Uncooked Baby Carrots
Read on for the best foods for your eyes.
By Karin Hermoni 

Protecting your eyes is just a carrot – or leafy green – away.

The benefits of carrots to eye health are attributed to an important pro-vitamin A carotenoid: beta carotene, an orange pigment in carrots. Emerging evidence points to the importance of another carotenoid to eye health, called lutein. Lutein and its isomer zeaxanthin are yellow pigments that are part of the xanthophyl carotenoid family, and are abundant in green leafy vegetables such as spinach and kale, and in lesser quantities in corn and egg yolks.
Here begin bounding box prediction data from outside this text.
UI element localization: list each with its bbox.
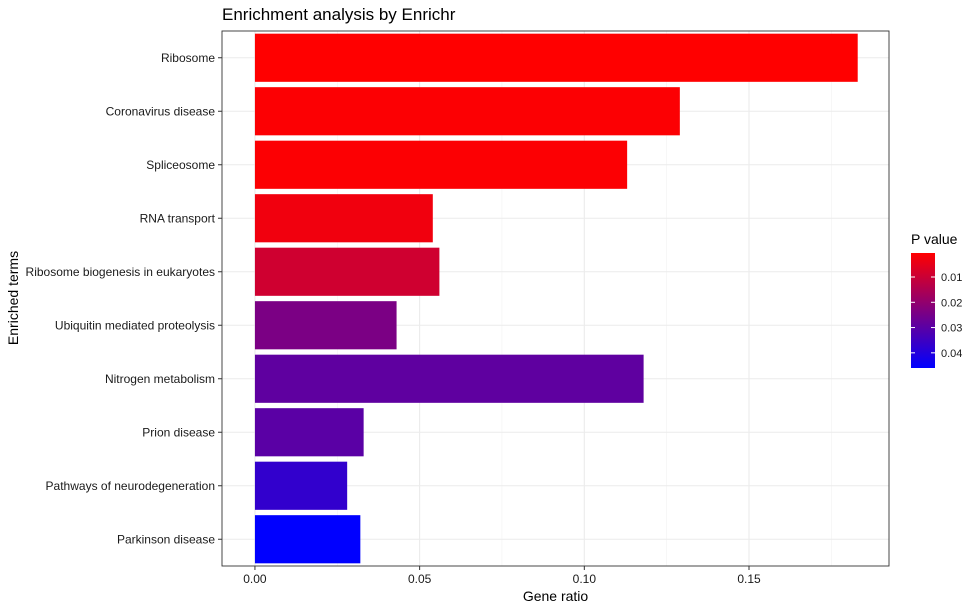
bar-pathways-of-neurodegeneration: [254, 461, 348, 510]
y-tick-label: RNA transport: [140, 211, 216, 225]
y-tick-label: Coronavirus disease: [106, 104, 216, 118]
legend-tick-label: 0.03: [941, 323, 962, 335]
legend-title: P value: [911, 231, 958, 247]
y-tick-label: Spliceosome: [146, 158, 215, 172]
bar-coronavirus-disease: [254, 87, 680, 136]
x-tick-label: 0.00: [243, 572, 267, 586]
bar-ribosome-biogenesis-in-eukaryotes: [254, 247, 440, 296]
chart-title: Enrichment analysis by Enrichr: [222, 5, 456, 24]
y-tick-label: Prion disease: [142, 425, 215, 439]
bar-ubiquitin-mediated-proteolysis: [254, 301, 397, 350]
x-tick-label: 0.10: [573, 572, 597, 586]
y-tick-label: Parkinson disease: [117, 532, 215, 546]
legend-tick-label: 0.01: [941, 272, 962, 284]
x-tick-label: 0.05: [408, 572, 432, 586]
y-tick-label: Ribosome: [161, 51, 215, 65]
legend-colorbar: [911, 253, 935, 368]
x-axis-title: Gene ratio: [523, 588, 589, 604]
p-value-legend: P value 0.01 0.02 0.03 0.04: [911, 231, 962, 368]
bar-rna-transport: [254, 194, 433, 243]
legend-tick-label: 0.04: [941, 348, 962, 360]
y-axis-title: Enriched terms: [5, 251, 21, 345]
bar-layer: [254, 33, 858, 564]
y-tick-label: Nitrogen metabolism: [105, 372, 215, 386]
y-tick-label: Pathways of neurodegeneration: [46, 479, 215, 493]
x-tick-label: 0.15: [737, 572, 761, 586]
bar-prion-disease: [254, 408, 364, 457]
plot-panel-border: [221, 30, 890, 567]
bar-nitrogen-metabolism: [254, 354, 644, 403]
legend-ticks: 0.01 0.02 0.03 0.04: [911, 272, 962, 360]
x-axis-ticks: 0.00 0.05 0.10 0.15: [243, 566, 761, 586]
y-axis-ticks: Ribosome Coronavirus disease Spliceosome RN…: [26, 51, 222, 546]
y-tick-label: Ubiquitin mediated proteolysis: [55, 318, 215, 332]
bar-parkinson-disease: [254, 515, 361, 564]
legend-tick-label: 0.02: [941, 297, 962, 309]
bar-ribosome: [254, 33, 858, 82]
y-tick-label: Ribosome biogenesis in eukaryotes: [26, 265, 215, 279]
bar-spliceosome: [254, 140, 628, 189]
The human body does not synthesize carotenoids, which is one of the reasons why green vegetables are essential to good nutrition.
In plants, lutein and zeaxanthin help absorb excess light energy, thus preventing damage to the plants. Particularly, these carotenoids protect the plant from high-energy light rays, called blue light, and the oxidative damage that is associated with exposure to excess light. Interestingly, these antioxidant carotenoids have a somewhat similar role in the human eye, protecting it from the harmful effects of blue light and UV rays.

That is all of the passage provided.